This year’s Thanksgiving turkey dinner will cost considerably more, as an intensifying bird flu outbreak threatens poultry populations and turkey availability nationwide.

Estimates, including one from Bernt Nelson, an economist with the American Farm Bureau Federation who spoke to The New York Times, suggest turkey prices may surge 40%. A report by Purdue’s College of Agriculture shows wholesale turkey prices at $1.71 per pound, up a staggering 75% from Oct. 2024.

Industry watchdog Farm Forward provided CNET with data illustrating the severity of the situation. Around 3 million turkeys have perished from Highly Pathogenic Avian Influenza, or HPAI, so far this year. That figure already exceeds the total bird flu fatalities in 2024 (1.25 million), although it remains well below the devastating 2022 outbreak, which claimed over 9 million birds.

Government statistics show this loss — accounting for roughly 1.45% of the nation’s total turkey population — is pushing wholesale turkey prices up more than 26% compared to this time last year. 

As Axios reported, the US turkey flock has dropped to its lowest level in four decades.
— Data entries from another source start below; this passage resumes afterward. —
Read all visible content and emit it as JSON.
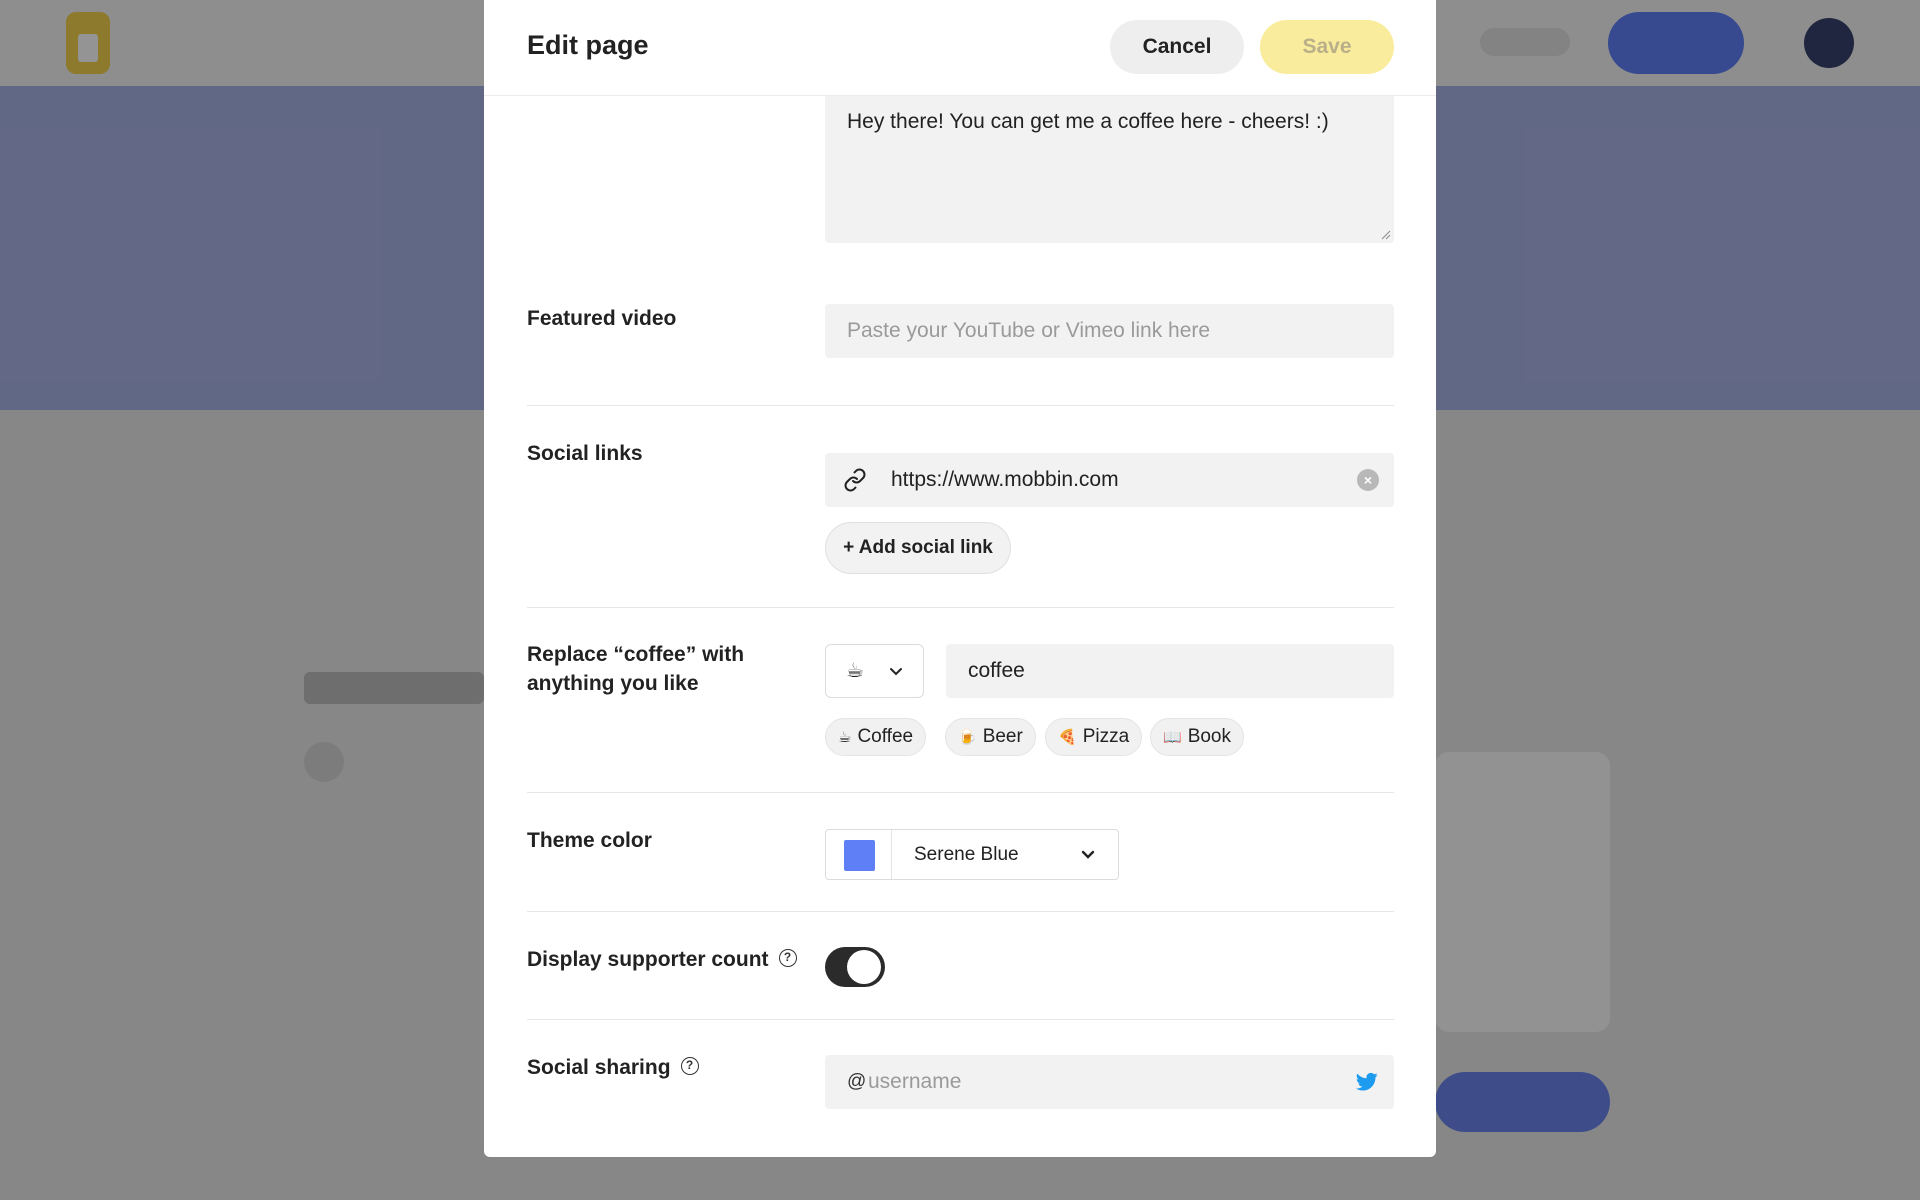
{
  "modal": {
    "title": "Edit page",
    "cancel_label": "Cancel",
    "save_label": "Save"
  },
  "about": {
    "value": "Hey there! You can get me a coffee here - cheers! :)"
  },
  "featured_video": {
    "label": "Featured video",
    "placeholder": "Paste your YouTube or Vimeo link here"
  },
  "social_links": {
    "label": "Social links",
    "url": "https://www.mobbin.com",
    "add_label": "+ Add social link"
  },
  "replace_coffee": {
    "label": "Replace “coffee” with anything you like",
    "selected_emoji": "☕",
    "value": "coffee",
    "chips": [
      {
        "emoji": "☕",
        "label": "Coffee"
      },
      {
        "emoji": "🍺",
        "label": "Beer"
      },
      {
        "emoji": "🍕",
        "label": "Pizza"
      },
      {
        "emoji": "📖",
        "label": "Book"
      }
    ]
  },
  "theme_color": {
    "label": "Theme color",
    "selected": "Serene Blue",
    "swatch": "#5f7ff6"
  },
  "supporter_count": {
    "label": "Display supporter count",
    "help_icon": "question-circle-icon",
    "enabled": true
  },
  "social_sharing": {
    "label": "Social sharing",
    "help_icon": "question-circle-icon",
    "at": "@",
    "placeholder": "username",
    "icon": "twitter-icon",
    "icon_color": "#1d9bf0"
  },
  "colors": {
    "save_disabled": "#f9ec9c",
    "toggle_on": "#2b2b2b"
  }
}
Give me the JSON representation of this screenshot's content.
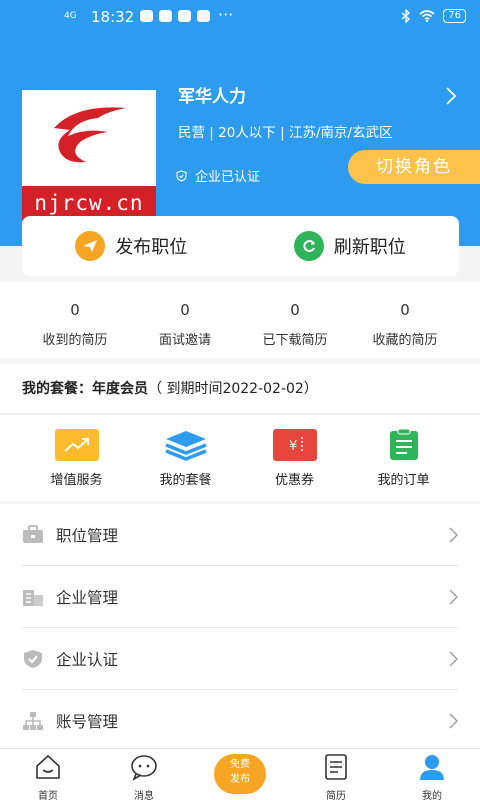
{
  "status_bar": {
    "network": "4G",
    "time": "18:32",
    "dots": "···",
    "battery": "76"
  },
  "company": {
    "name": "军华人力",
    "info": "民营 | 20人以下 | 江苏/南京/玄武区",
    "verified_label": "企业已认证",
    "logo_domain": "njrcw.cn"
  },
  "switch_role_label": "切换角色",
  "actions": {
    "publish": "发布职位",
    "refresh": "刷新职位"
  },
  "stats": [
    {
      "value": "0",
      "label": "收到的简历"
    },
    {
      "value": "0",
      "label": "面试邀请"
    },
    {
      "value": "0",
      "label": "已下载简历"
    },
    {
      "value": "0",
      "label": "收藏的简历"
    }
  ],
  "package": {
    "prefix": "我的套餐：",
    "level": "年度会员",
    "expiry": "（ 到期时间2022-02-02）"
  },
  "services": [
    {
      "label": "增值服务",
      "icon": "trend-chart-icon",
      "color": "#fdbb2d"
    },
    {
      "label": "我的套餐",
      "icon": "layers-icon",
      "color": "#2d9cf0"
    },
    {
      "label": "优惠券",
      "icon": "coupon-icon",
      "color": "#e8453c"
    },
    {
      "label": "我的订单",
      "icon": "clipboard-icon",
      "color": "#2fb45a"
    }
  ],
  "menu": [
    {
      "label": "职位管理",
      "icon": "briefcase-icon"
    },
    {
      "label": "企业管理",
      "icon": "building-icon"
    },
    {
      "label": "企业认证",
      "icon": "shield-check-icon"
    },
    {
      "label": "账号管理",
      "icon": "org-chart-icon"
    }
  ],
  "tabbar": {
    "home": "首页",
    "messages": "消息",
    "center_line1": "免费",
    "center_line2": "发布",
    "resume": "简历",
    "mine": "我的"
  },
  "colors": {
    "primary": "#2d9cf0",
    "accent": "#fdc24a",
    "center_button": "#f6a623"
  }
}
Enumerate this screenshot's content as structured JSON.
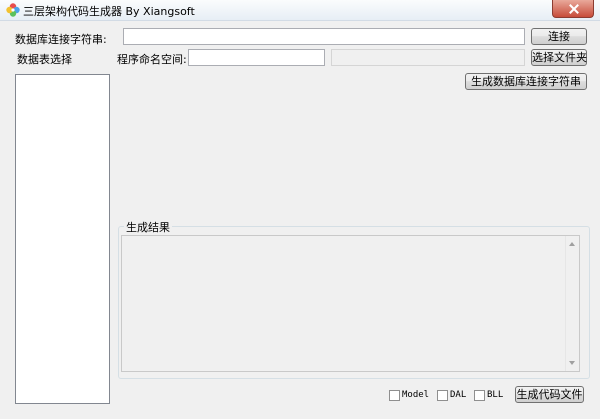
{
  "window": {
    "title": "三层架构代码生成器 By Xiangsoft"
  },
  "connection": {
    "label": "数据库连接字符串:",
    "value": "",
    "connect_button": "连接"
  },
  "tables": {
    "label": "数据表选择",
    "items": []
  },
  "namespace": {
    "label": "程序命名空间:",
    "value": "",
    "folder_path": "",
    "folder_button": "选择文件夹"
  },
  "generate_conn_button": "生成数据库连接字符串",
  "result": {
    "group_title": "生成结果",
    "text": ""
  },
  "options": {
    "model": "Model",
    "dal": "DAL",
    "bll": "BLL"
  },
  "generate_code_button": "生成代码文件"
}
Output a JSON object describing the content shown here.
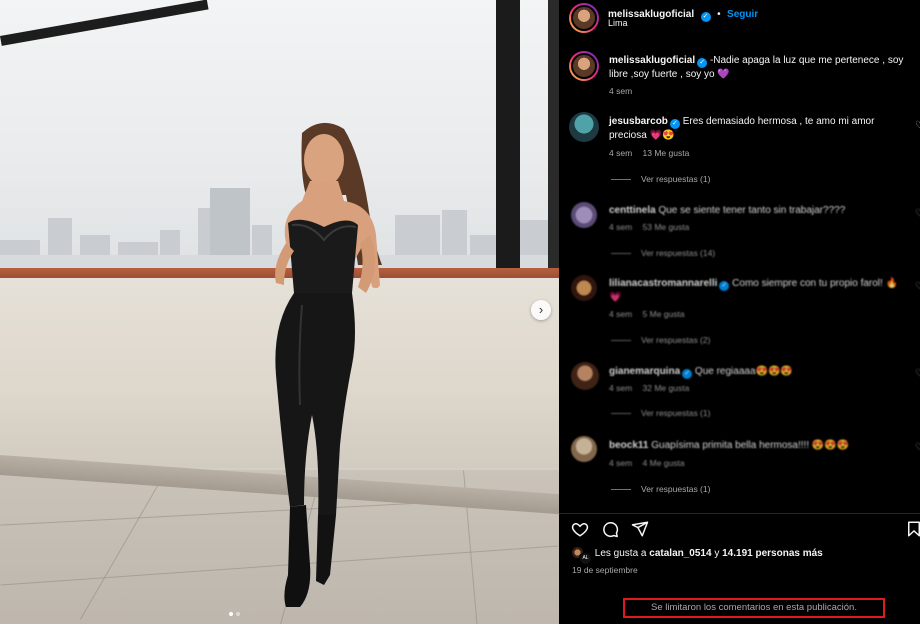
{
  "post": {
    "author": "melissaklugoficial",
    "location": "Lima",
    "follow_label": "Seguir",
    "caption": "-Nadie apaga la luz que me pertenece , soy libre ,soy fuerte , soy yo 💜",
    "caption_age": "4 sem",
    "carousel_index": 1,
    "carousel_total": 2
  },
  "comments": [
    {
      "user": "jesusbarcob",
      "verified": true,
      "text": "Eres demasiado hermosa , te amo mi amor preciosa 💗😍",
      "age": "4 sem",
      "likes": "13 Me gusta",
      "replies": "Ver respuestas (1)",
      "blurred": false
    },
    {
      "user": "centtinela",
      "verified": false,
      "text": "Que se siente tener tanto sin trabajar????",
      "age": "4 sem",
      "likes": "53 Me gusta",
      "replies": "Ver respuestas (14)",
      "blurred": true
    },
    {
      "user": "lilianacastromannarelli",
      "verified": true,
      "text": "Como siempre con tu propio farol! 🔥💗",
      "age": "4 sem",
      "likes": "5 Me gusta",
      "replies": "Ver respuestas (2)",
      "blurred": true
    },
    {
      "user": "gianemarquina",
      "verified": true,
      "text": "Que regiaaaa😍😍😍",
      "age": "4 sem",
      "likes": "32 Me gusta",
      "replies": "Ver respuestas (1)",
      "blurred": true
    },
    {
      "user": "beock11",
      "verified": false,
      "text": "Guapísima primita bella hermosa!!!! 😍😍😍",
      "age": "4 sem",
      "likes": "4 Me gusta",
      "replies": "Ver respuestas (1)",
      "blurred": true
    }
  ],
  "likes_line": {
    "prefix": "Les gusta a",
    "user": "catalan_0514",
    "joiner": "y",
    "count": "14.191 personas más"
  },
  "date": "19 de septiembre",
  "comments_limited": "Se limitaron los comentarios en esta publicación.",
  "colors": {
    "accent": "#0095f6",
    "highlight_border": "#e0191f",
    "muted": "#a8a8a8"
  },
  "icons": [
    "heart-icon",
    "comment-icon",
    "share-icon",
    "bookmark-icon",
    "chevron-right-icon",
    "verified-icon"
  ]
}
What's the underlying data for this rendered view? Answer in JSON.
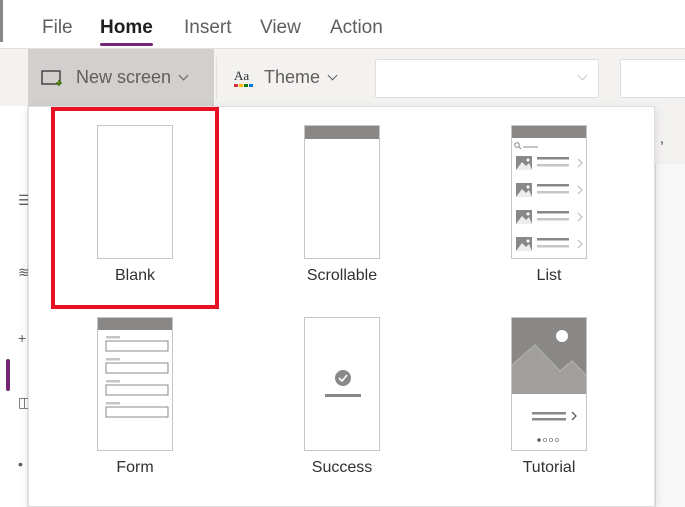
{
  "menu": {
    "tabs": [
      {
        "label": "File"
      },
      {
        "label": "Home",
        "active": true
      },
      {
        "label": "Insert"
      },
      {
        "label": "View"
      },
      {
        "label": "Action"
      }
    ],
    "active_underline_color": "#742774"
  },
  "ribbon": {
    "new_screen_label": "New screen",
    "new_screen_icon": "new-screen-icon",
    "theme_label": "Theme",
    "theme_icon_text": "Aa",
    "dropdown_value": ""
  },
  "flyout": {
    "highlight_color": "#e81123",
    "highlighted_tile": "Blank",
    "tiles": [
      {
        "label": "Blank"
      },
      {
        "label": "Scrollable"
      },
      {
        "label": "List"
      },
      {
        "label": "Form"
      },
      {
        "label": "Success"
      },
      {
        "label": "Tutorial"
      }
    ]
  },
  "background": {
    "comma": ","
  },
  "colors": {
    "accent": "#742774",
    "ribbon_bg": "#f3f2f1",
    "button_pressed": "#d2d0ce",
    "thumbnail_gray": "#8a8886"
  }
}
The USDA projects just 4.8 billion pounds of production, representing a 5% decline from 2024.

An accelerating outbreak

A microbiologist tests poultry samples for the presence of bird flu.

Scott Olson/Getty Images

The spread of HPAI has accelerated dramatically in recent months, just ahead of the critical holiday season:

  • 110 individual outbreaks have occurred on commercial turkey farms in 2025. 
  • The outbreak is intensifying: 34 commercial turkey flocks have been affected since Aug. 2025, with 21 flocks hit in Sept. alone and 15 already in Oct.
  • Minnesota leads the nation in losses, with 962,300 turkeys culled. 
  • Ohio has experienced the highest number of outbreaks, with 41 individual farms affected (resulting in 511,400 turkey deaths). 

Federal policy under scrutiny

While the immediate crisis affects consumers’ wallets, Farm Forward argues that long-standing federal policies, maintained across multiple administrations, have enabled conditions conducive to the massive and persistent spread of HPAI. 

The organization contends that the federal government and poultry industry have prioritized profits over public health by allowing the operation of crowded concentrated animal feeding facilities, resisting mandatory HPAI testing protocols and declining to implement vaccination programs for poultry, despite their effectiveness in other countries.